Proposition n° 8 : recourir aux financements communautaires complémentaires prévus dans le cadre de la politique agricole commune, en généralisant dans les sites Natura 2000 les « mesures agroenvironnementales territorialisées ».

Toutefois, ces compléments de financement communautaires ne constituent qu'une partie de la solution et ne sont pas disponibles hors des zones agricoles. Compte tenu de la modestie des crédits budgétaires au niveau national, ce sont les collectivités territoriales qui supportent l'essentiel de la charge financière des sites Natura 2000. Or, celle-ci peut être lourde pour une commune petite par sa population, mais au territoire étendu et de grand intérêt au regard de la directive « Habitats », ce qui est le cas de beaucoup de communes de montagne.

Afin de faire mieux prendre conscience, par les élus et par les populations, de l'intérêt de la faune et de la flore protégées dans le cadre du réseau Natura 2000, vos rapporteurs estiment que la réalisation, par les communes, d'atlas de la biodiversité répertoriant les richesses présentes sur leur territoire constitue une première étape à forte valeur pédagogique, au-delà de sa valeur scientifique propre.

Proposition n° 9 : inciter les structures intercommunales à réaliser des atlas communaux de la biodiversité, afin de faire connaître la richesse de la faune et la flore à protéger.

Mais cette première étape ne saurait suffire. Il conviendrait de régler également le problème que pose aux communes le fait que les terrains classés Natura 2000 sont exonérés de taxe sur le foncier non bâti (TFNB). Le taux du remboursement par l'État aux communes des exonérations de TFNB existantes ayant été progressivement réduit, jusqu'à atteindre 51 % seulement en 2013, les communes de montagne qui ont à la fois beaucoup de terrains classés Natura 2000 et une TFNB importante se trouvent en difficulté financière. Cette érosion des recettes fiscales concerne, notamment, les communes dotées d'importantes forêts domaniales.
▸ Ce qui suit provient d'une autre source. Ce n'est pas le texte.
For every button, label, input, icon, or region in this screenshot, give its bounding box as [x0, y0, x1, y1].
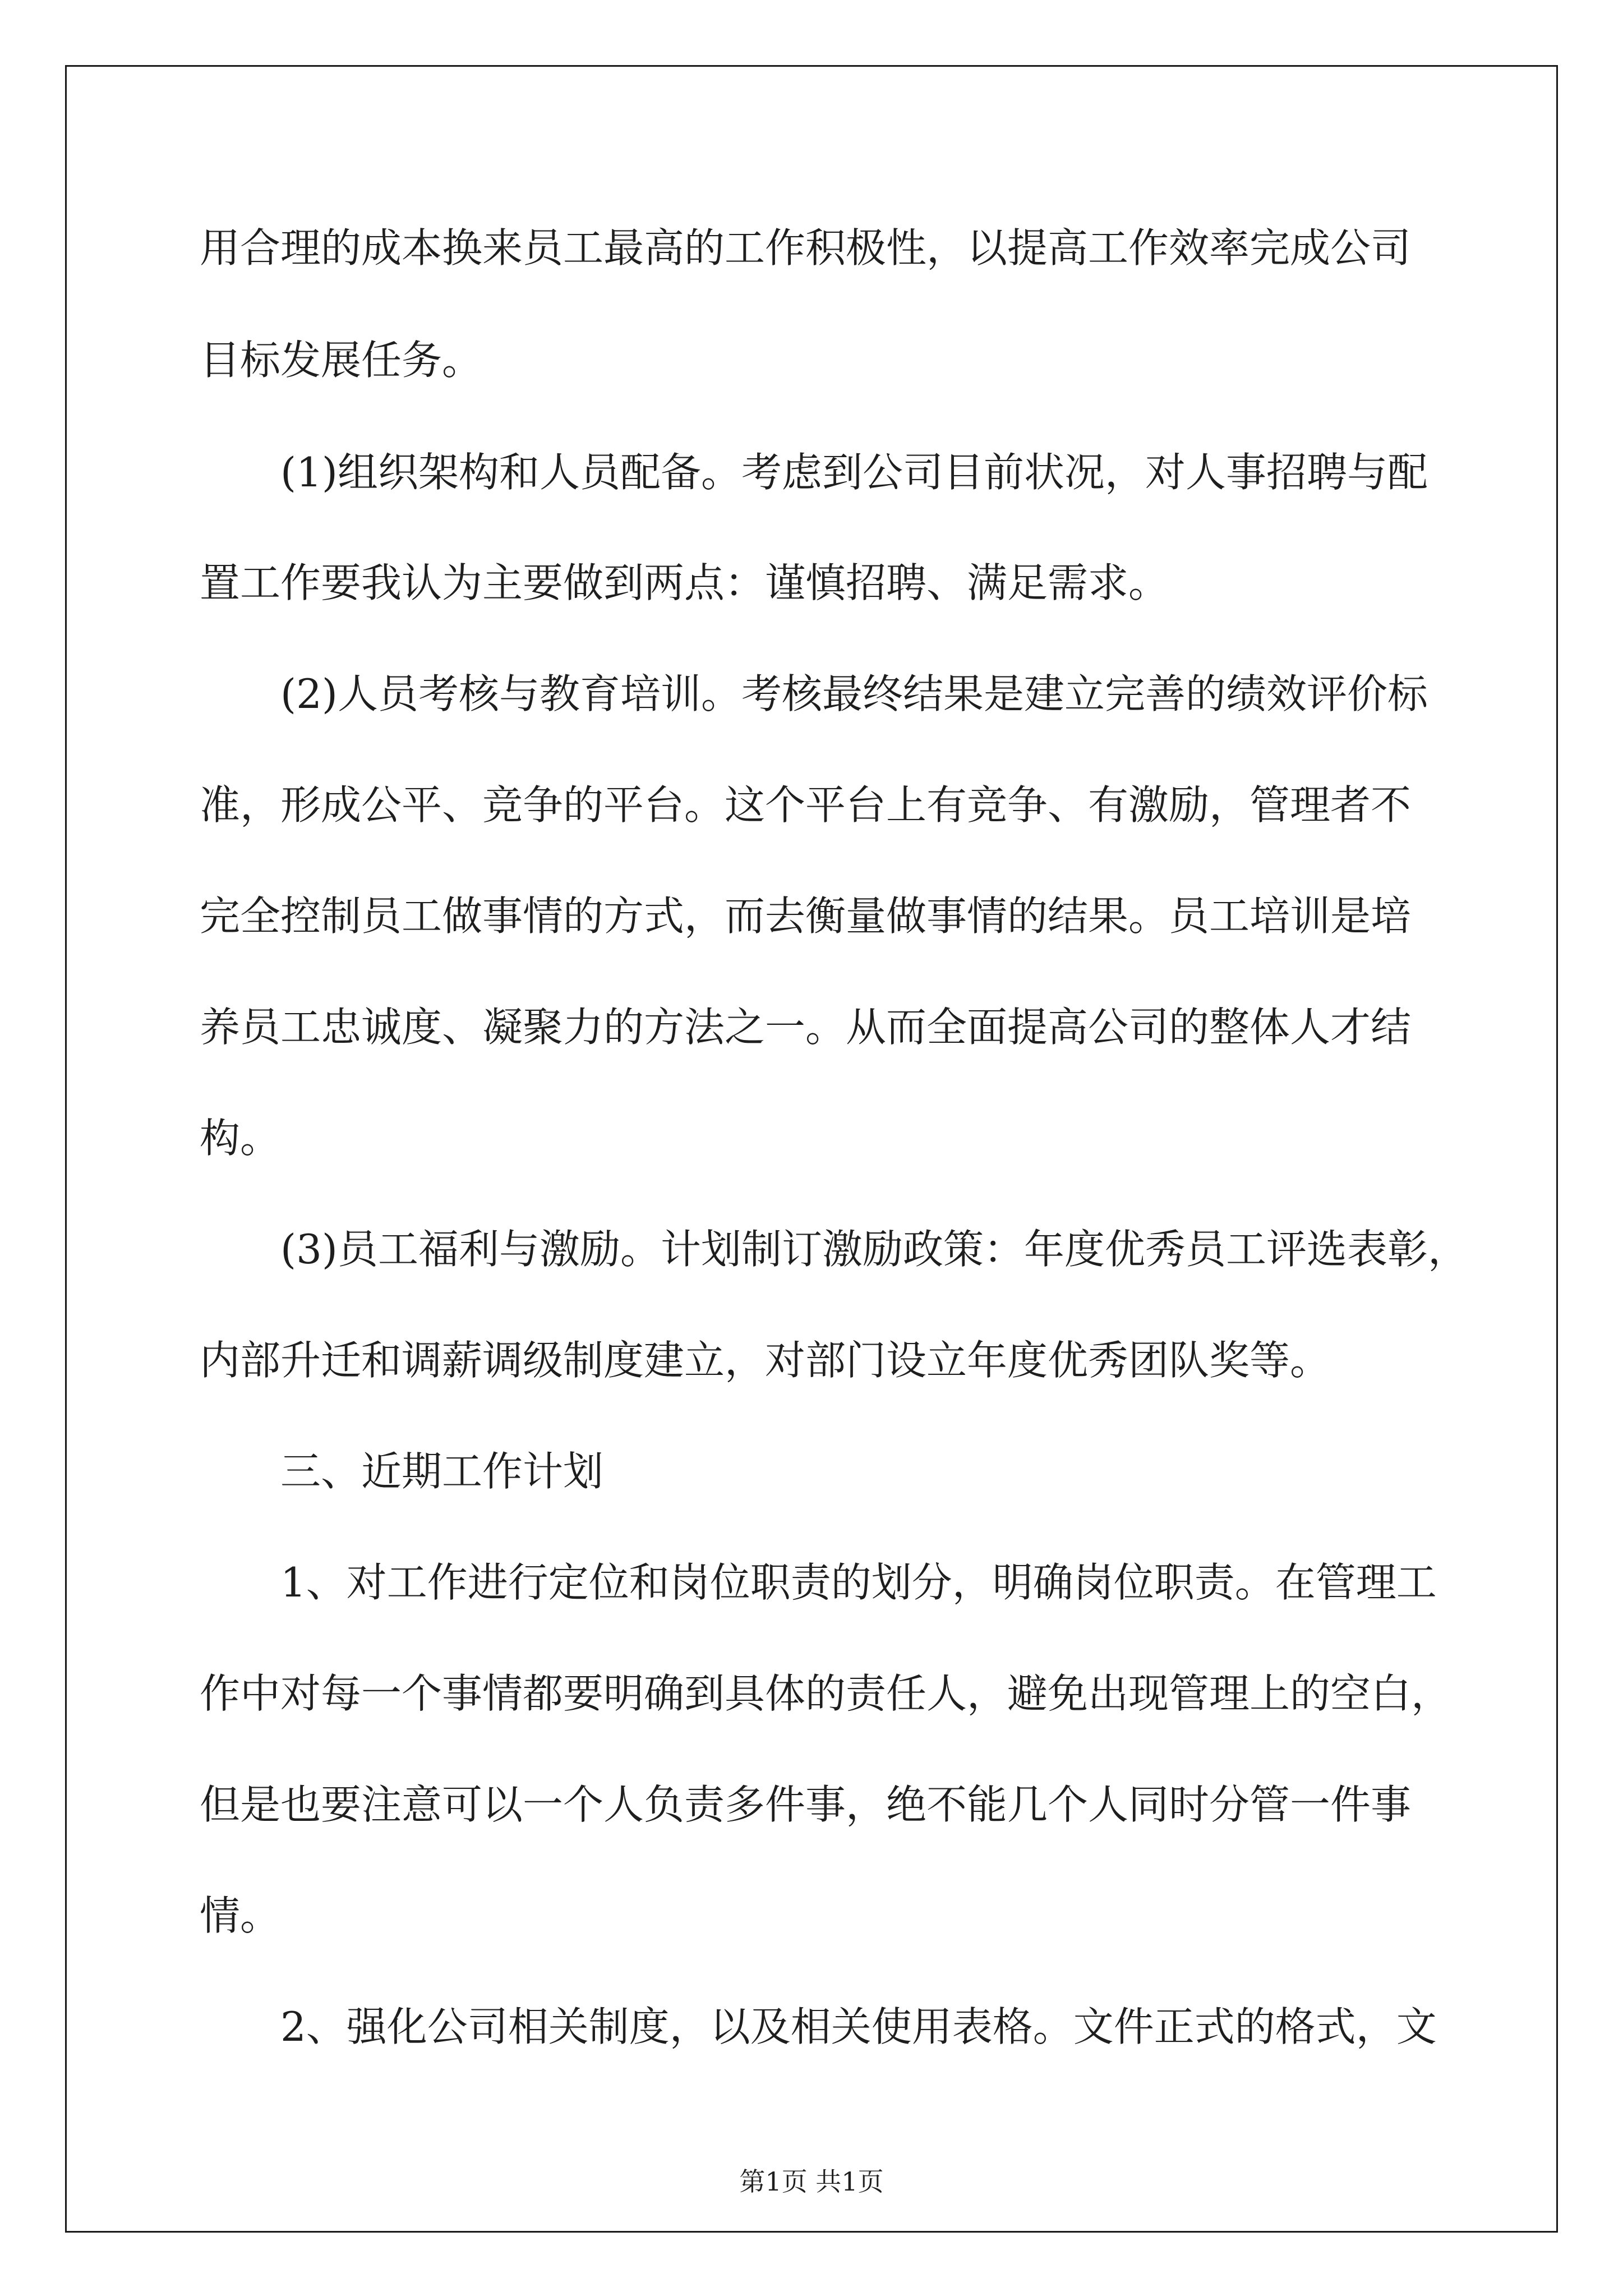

Une solution simple consisterait à supprimer l'exonération de TFNB pour les terrains situés en zone Natura 2000. Toutefois, vos rapporteurs estiment préférable de rétablir, dès que possible, la compensation intégrale par l'État, qui n'est pas contestée dans son principe, mais n'a été rognée qu'en raison de pures considérations d'économies budgétaires.

Proposition n° 10 : rétablir la compensation intégrale par l'État des pertes de recettes de taxe sur le foncier non bâti subies par les communes au titre de l'exonération des terrains situés en zone Natura 2000.

De manière générale, vos rapporteurs estiment nécessaire de renforcer la péréquation financière et fiscale au bénéfice des communes ayant des territoires à haute valeur environnementale, qui sont souvent relativement démunies. Ce serait une manière de donner un contenu très concret au principe, souvent affirmé, mais plus rarement mis en oeuvre, de  rémunération des « aménités naturelles » apportées gratuitement par un environnement préservé aux populations urbaines qui le fréquentent.

Cette logique est déjà celle qui inspire la dotation « coeur de parc », qui vient majorer la dotation globale de fonctionnement (DGF) des communes qui se trouvent en tout ou partie incluses dans le coeur d'un parc national. L'attribution de cette dotation est fonction de la part du territoire de la commune comprise dans le coeur de parc, cette part étant doublée pour le calcul de la dotation lorsque la superficie du parc dépasse 5 000 kilomètres carrés. Vos rapporteurs estiment que cette modulation positive de la DGF devrait ne pas être réservée au seul cas des parcs nationaux, mais s'appliquer aux autres formes d'espaces protégés de nature réglementaire, tels que les sites Natura 2000 ou les réserves naturelles nationales.

Proposition n° 11 : étendre la majoration de la dotation globale de fonctionnement (DGF) en fonction des surfaces de la commune situées dans un parc national, à toutes les autres formes réglementaires d'espaces protégés.